What a delightfully useful conversation ender. I appreciate at least one person who either doesn't possess foreknowledge of the Twins' moves. Or maybe he just has the good manners not to give away the ending. If we're guessing, I think one of Santana or Hunter will be on the roster when the new park opens. Not zero and not two. My present guess is Santana, but if Hunter re-signs this off-season then I'm not going to change my guess. And I don't think Santana will pull 20 million dollars annually even if he does go to free agency. Zito is scheduled to make that much in 2013, and I'm guessing he'll be the first pitcher to do it when that happens.

I think the depth of cheap pitching talent at or above AAA for the Twins is enough to survive without Santana, assuming the money is spent elsewhere (I'd like to repeat my plea for somebody who can hit the ball over an outfielder's head) and payroll isn't cut.
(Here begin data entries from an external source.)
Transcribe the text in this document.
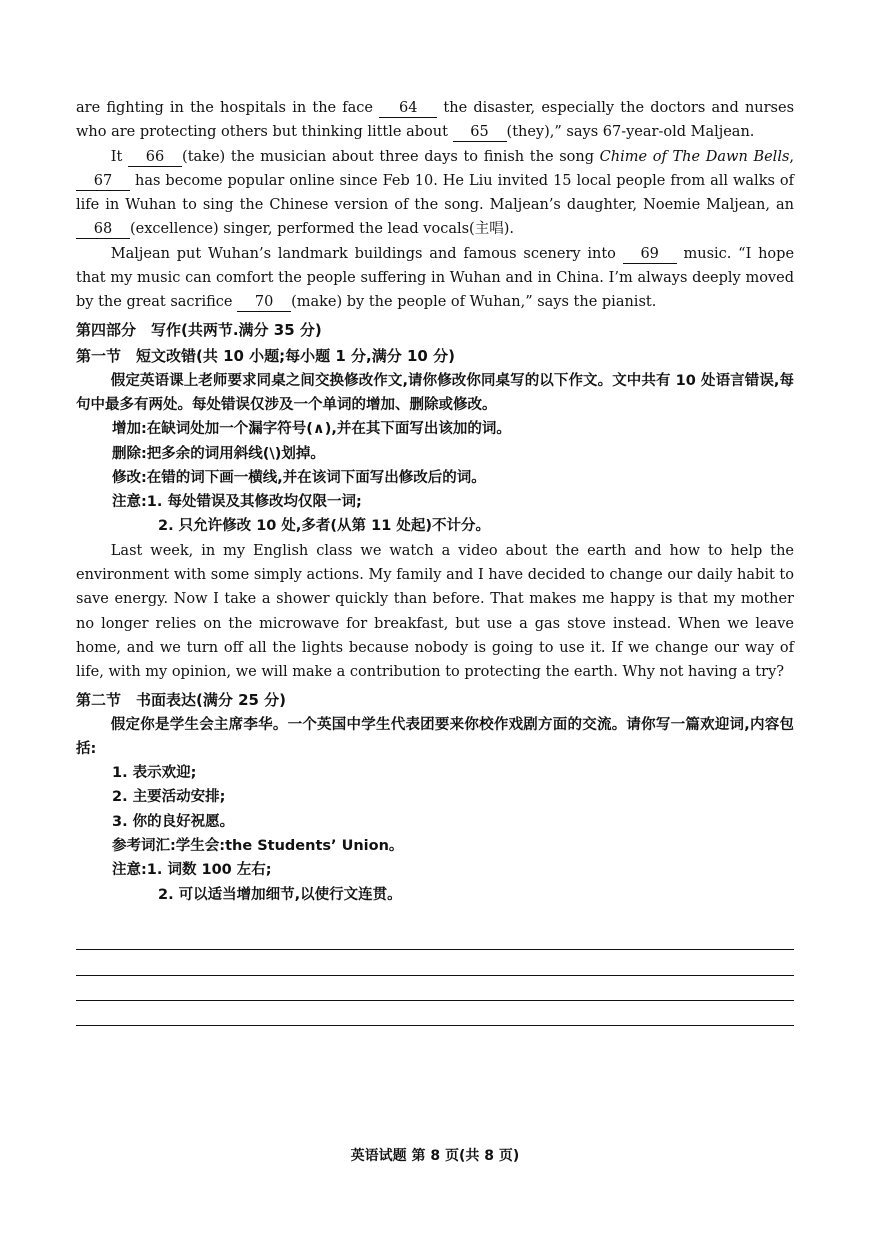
are fighting in the hospitals in the face 64 the disaster, especially the doctors and nurses who are protecting others but thinking little about 65 (they),” says 67-year-old Maljean.

It 66 (take) the musician about three days to finish the song Chime of The Dawn Bells, 67 has become popular online since Feb 10. He Liu invited 15 local people from all walks of life in Wuhan to sing the Chinese version of the song. Maljean’s daughter, Noemie Maljean, an 68 (excellence) singer, performed the lead vocals(主唱).

Maljean put Wuhan’s landmark buildings and famous scenery into 69 music. “I hope that my music can comfort the people suffering in Wuhan and in China. I’m always deeply moved by the great sacrifice 70 (make) by the people of Wuhan,” says the pianist.

第四部分　写作(共两节.满分 35 分)

第一节　短文改错(共 10 小题;每小题 1 分,满分 10 分)

假定英语课上老师要求同桌之间交换修改作文,请你修改你同桌写的以下作文。文中共有 10 处语言错误,每句中最多有两处。每处错误仅涉及一个单词的增加、删除或修改。

增加:在缺词处加一个漏字符号(∧),并在其下面写出该加的词。

删除:把多余的词用斜线(\)划掉。

修改:在错的词下画一横线,并在该词下面写出修改后的词。

注意:1. 每处错误及其修改均仅限一词;

2. 只允许修改 10 处,多者(从第 11 处起)不计分。

Last week, in my English class we watch a video about the earth and how to help the environment with some simply actions. My family and I have decided to change our daily habit to save energy. Now I take a shower quickly than before. That makes me happy is that my mother no longer relies on the microwave for breakfast, but use a gas stove instead. When we leave home, and we turn off all the lights because nobody is going to use it. If we change our way of life, with my opinion, we will make a contribution to protecting the earth. Why not having a try?

第二节　书面表达(满分 25 分)

假定你是学生会主席李华。一个英国中学生代表团要来你校作戏剧方面的交流。请你写一篇欢迎词,内容包括:

1. 表示欢迎;

2. 主要活动安排;

3. 你的良好祝愿。

参考词汇:学生会:the Students’ Union。

注意:1. 词数 100 左右;

2. 可以适当增加细节,以使行文连贯。

英语试题 第 8 页(共 8 页)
That sounds like a big assumption, but the only payroll cut I know of is about 2mm from 2003 to 2004, when they actually got better. They raised it 15 million between 2002 and 2003. It was nearly a 40% increase. The team isn't afraid of spending money. They're just afraid of spending it badly.

Pohlad can afford it, but if he's concerned about Santana tanking or getting injured and then paying him to sit on the DL then why should he? I'm losing interest in "the credibility of the franchise" being preserved, particularly when it's coming from Stark or ESPN. The Twins never had credibility to those people, and they've managed to inconvenience them by winning pretty frequently anyhow. And I similarly reject the need to preserve credibility for the casual Twins fan. These are the same talkradio-listening chuckleheads who thought trading Castillo was a huge disaster and that Joe Mauer's .305/.396/.435 line from the catcher position has been a real problem for the team. They should take whatever team Terry Ryan gives them and be happy it didn't come with a kick in the teeth. Or call in to Chad Hartman and whine about Mauer's RBI totals. Whichever, as long as they don't expect anybody to listen or care what they think.

Basically, I don't think credibility and winning are linked in any meaningful way when it comes to the Twins. The Twins will be met with the same shrug of indifference if they win or lose, which is unpleasant on certain occasions but is delightfully punk rock at most times. Stark and his semi-literate ilk can pretend to care about the Twins, but what they really care about is Santana because he's a story our corporate masters have approved for consumption. He's too good to ignore, but too geographically inconvenient for a simple baseball story. So we get this predictably self-interested piece from the East Coast guardians of baseball culture: Santana is leaving because the Twins wont pay him.